Nos próximos meses e anos, vamos ver a proporção verdadeira de morte e destruição. E vamos aprender mais sobre a cumplicidade de governos em todo o mundo.
Não estamos apenas testemunhando um crime grave e grotesco contra o povo palestino — estamos testemunhando um crime contra a própria humanidade. O genocídio lança um ataque à nossa humanidade comum.
E, no entanto, os governos que afirmam defender direitos humanos — Grã-Bretanha, Estados Unidos, União Europeia — têm armado, financiado e justificado essa atrocidade.
O silêncio do poder tem sido ensurdecedor.

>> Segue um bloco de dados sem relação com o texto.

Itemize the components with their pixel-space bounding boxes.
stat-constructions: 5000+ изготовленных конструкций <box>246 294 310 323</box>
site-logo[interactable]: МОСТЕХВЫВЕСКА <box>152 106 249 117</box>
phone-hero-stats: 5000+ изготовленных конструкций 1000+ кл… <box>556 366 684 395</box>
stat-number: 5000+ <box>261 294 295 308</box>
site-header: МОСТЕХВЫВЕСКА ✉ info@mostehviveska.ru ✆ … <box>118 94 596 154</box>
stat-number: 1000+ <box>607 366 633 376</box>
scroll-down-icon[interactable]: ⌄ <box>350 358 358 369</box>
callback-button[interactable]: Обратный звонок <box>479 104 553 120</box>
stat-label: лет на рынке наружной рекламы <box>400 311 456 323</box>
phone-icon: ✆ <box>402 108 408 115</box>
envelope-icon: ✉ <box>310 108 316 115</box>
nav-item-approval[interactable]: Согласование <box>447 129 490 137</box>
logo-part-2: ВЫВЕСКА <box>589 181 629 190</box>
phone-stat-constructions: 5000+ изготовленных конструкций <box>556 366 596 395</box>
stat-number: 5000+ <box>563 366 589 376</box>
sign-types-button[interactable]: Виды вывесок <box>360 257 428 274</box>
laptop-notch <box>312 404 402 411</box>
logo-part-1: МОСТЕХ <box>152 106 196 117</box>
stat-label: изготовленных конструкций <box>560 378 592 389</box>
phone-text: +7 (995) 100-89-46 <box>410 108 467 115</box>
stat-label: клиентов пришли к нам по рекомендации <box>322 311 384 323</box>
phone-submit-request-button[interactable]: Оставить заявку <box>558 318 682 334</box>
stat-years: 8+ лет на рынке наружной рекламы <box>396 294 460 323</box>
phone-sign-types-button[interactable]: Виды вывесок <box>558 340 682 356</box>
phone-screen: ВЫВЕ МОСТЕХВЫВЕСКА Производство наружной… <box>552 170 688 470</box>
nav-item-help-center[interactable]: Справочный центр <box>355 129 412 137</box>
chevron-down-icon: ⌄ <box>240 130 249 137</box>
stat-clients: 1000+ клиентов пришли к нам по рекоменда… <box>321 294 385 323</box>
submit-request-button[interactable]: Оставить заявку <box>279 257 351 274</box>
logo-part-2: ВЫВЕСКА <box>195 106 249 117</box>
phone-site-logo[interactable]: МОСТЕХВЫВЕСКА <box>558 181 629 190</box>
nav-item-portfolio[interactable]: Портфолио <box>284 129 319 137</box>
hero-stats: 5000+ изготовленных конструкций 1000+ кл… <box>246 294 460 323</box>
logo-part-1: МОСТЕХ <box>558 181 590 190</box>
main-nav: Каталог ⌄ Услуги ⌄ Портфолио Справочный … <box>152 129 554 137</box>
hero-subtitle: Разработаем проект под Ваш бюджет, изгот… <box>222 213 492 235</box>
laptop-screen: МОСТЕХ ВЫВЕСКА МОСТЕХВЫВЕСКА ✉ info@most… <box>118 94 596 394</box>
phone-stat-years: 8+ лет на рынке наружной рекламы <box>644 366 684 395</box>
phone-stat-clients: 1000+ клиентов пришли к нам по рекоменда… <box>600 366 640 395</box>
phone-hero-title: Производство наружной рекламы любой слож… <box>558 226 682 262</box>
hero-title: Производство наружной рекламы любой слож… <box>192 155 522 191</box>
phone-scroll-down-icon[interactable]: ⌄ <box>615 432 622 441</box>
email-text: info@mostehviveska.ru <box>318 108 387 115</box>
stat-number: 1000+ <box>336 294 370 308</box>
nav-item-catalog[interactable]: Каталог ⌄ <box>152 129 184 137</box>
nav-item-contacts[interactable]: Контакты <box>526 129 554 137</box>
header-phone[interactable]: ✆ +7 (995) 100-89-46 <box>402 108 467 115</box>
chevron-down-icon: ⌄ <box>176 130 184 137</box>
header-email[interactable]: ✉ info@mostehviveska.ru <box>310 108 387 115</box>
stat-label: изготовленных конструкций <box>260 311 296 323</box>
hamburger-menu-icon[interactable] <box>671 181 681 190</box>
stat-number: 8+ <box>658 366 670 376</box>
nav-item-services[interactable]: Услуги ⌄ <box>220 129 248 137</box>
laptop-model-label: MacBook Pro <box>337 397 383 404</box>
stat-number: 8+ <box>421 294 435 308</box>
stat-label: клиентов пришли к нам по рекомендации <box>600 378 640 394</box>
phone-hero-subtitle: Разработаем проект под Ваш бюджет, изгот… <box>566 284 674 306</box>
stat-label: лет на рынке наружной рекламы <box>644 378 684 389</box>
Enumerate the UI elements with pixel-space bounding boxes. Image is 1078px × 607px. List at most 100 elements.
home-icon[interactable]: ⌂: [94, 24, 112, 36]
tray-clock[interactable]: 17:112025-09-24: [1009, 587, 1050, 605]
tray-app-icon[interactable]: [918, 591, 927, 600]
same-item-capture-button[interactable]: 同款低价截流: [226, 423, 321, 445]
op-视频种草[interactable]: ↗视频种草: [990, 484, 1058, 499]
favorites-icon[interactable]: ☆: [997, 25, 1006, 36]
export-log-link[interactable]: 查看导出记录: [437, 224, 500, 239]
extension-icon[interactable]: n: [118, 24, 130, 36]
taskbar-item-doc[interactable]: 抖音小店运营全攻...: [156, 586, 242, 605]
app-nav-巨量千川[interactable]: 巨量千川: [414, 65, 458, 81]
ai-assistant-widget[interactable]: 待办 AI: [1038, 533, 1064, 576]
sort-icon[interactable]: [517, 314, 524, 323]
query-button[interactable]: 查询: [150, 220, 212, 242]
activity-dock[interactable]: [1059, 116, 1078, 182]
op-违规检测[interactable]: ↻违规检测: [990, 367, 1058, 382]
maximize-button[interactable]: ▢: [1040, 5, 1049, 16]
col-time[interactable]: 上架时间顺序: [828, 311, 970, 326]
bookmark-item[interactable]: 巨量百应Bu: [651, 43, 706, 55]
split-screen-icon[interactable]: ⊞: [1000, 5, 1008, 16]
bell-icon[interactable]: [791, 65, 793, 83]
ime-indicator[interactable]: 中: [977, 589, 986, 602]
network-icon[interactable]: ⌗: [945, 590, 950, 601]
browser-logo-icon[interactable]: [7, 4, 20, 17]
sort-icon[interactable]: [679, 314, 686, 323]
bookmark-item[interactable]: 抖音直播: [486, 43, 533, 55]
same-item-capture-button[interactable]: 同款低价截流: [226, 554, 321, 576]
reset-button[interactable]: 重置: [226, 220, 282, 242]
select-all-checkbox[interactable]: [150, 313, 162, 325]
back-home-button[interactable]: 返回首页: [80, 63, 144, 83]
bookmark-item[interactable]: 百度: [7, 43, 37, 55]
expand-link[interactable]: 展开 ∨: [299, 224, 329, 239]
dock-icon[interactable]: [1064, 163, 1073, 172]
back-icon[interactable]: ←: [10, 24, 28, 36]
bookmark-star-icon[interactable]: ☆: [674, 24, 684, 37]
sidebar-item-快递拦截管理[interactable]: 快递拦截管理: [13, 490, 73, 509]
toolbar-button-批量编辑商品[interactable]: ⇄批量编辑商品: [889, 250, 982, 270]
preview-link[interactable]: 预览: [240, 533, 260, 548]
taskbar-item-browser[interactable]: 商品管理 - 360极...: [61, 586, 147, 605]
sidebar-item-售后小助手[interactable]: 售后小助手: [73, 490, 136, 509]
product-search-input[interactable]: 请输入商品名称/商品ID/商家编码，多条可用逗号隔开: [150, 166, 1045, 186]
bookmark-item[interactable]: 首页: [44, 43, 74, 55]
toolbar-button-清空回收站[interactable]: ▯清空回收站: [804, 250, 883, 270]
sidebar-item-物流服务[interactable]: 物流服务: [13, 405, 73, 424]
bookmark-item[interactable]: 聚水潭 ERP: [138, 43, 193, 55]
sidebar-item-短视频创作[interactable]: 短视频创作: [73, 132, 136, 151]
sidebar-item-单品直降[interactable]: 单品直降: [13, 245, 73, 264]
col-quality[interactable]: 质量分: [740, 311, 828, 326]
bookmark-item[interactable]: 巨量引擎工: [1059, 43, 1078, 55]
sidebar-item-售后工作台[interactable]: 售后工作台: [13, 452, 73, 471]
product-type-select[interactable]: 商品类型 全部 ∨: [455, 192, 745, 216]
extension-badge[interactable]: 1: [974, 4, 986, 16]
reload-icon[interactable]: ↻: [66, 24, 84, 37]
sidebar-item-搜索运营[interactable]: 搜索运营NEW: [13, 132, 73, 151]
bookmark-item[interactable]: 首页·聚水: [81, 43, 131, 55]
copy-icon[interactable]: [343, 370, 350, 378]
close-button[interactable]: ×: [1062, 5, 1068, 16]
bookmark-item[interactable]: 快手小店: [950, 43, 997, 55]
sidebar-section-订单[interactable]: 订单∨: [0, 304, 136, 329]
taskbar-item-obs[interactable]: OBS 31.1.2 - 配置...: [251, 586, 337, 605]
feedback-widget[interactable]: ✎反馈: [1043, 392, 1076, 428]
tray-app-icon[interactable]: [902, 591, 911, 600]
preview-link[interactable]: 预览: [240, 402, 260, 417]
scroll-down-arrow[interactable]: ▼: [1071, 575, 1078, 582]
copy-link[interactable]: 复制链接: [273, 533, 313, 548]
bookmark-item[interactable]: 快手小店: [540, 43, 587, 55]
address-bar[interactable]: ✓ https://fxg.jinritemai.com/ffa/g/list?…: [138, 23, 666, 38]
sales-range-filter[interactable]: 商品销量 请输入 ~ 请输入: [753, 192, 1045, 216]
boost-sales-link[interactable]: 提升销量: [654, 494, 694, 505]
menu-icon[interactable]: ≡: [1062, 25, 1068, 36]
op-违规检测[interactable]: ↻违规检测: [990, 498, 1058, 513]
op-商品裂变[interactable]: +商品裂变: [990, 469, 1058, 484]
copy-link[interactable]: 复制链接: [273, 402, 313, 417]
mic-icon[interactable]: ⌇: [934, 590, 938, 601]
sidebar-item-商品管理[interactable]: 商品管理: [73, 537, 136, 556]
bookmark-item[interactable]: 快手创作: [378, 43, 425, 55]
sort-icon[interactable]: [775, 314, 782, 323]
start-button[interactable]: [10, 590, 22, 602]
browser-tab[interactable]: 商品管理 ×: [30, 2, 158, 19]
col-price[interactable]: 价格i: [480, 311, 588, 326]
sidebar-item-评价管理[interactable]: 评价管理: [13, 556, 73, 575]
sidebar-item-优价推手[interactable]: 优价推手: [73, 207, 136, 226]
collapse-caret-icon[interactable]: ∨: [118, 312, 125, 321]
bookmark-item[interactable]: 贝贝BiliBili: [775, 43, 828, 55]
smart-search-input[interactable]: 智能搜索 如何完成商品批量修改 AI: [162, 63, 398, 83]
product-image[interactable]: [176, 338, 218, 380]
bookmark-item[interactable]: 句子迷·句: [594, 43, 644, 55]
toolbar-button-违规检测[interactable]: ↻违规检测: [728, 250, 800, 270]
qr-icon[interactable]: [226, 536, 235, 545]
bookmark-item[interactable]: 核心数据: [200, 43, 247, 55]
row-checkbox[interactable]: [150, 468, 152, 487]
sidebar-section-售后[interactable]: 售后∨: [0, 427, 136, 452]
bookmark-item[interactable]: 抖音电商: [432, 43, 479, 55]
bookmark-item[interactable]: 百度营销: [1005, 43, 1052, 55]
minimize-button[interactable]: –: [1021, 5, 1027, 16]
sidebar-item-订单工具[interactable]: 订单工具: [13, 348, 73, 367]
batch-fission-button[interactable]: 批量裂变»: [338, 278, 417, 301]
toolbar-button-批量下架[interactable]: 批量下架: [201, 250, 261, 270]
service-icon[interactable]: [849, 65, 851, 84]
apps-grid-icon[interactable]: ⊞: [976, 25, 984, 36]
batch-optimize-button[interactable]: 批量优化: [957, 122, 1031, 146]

Mas a voz do povo nunca foi tão alta.
Milhões marcharam nas ruas.
Estudantes tomaram as universidades.
Trabalhadores se recusaram a transportar armas.
Jornalistas, artistas e líderes religiosos arriscaram suas carreiras para falar a verdade.
E países do Sul Global se manifestaram, enquanto as velhas potências foram, na melhor das hipóteses, cúmplices e, na pior, participantes ativas do massacre desenfreado.
África do Sul, Malásia, Colômbia e outros se arriscaram ao falar por nossa humanidade comum. A criação do Grupo de Haia marca um passo histórico: uma coalizão de nações em defesa do direito internacional abandonado pelo Norte.
Permitam-me dizer claramente: o povo de Gaza não está sozinho. Sua luta pela liberdade faz parte de uma luta mais ampla — por um mundo onde nenhum povo vive sob ocupação, nenhuma criança tem a dignidade negada e nenhuma terra é tratada como descartável.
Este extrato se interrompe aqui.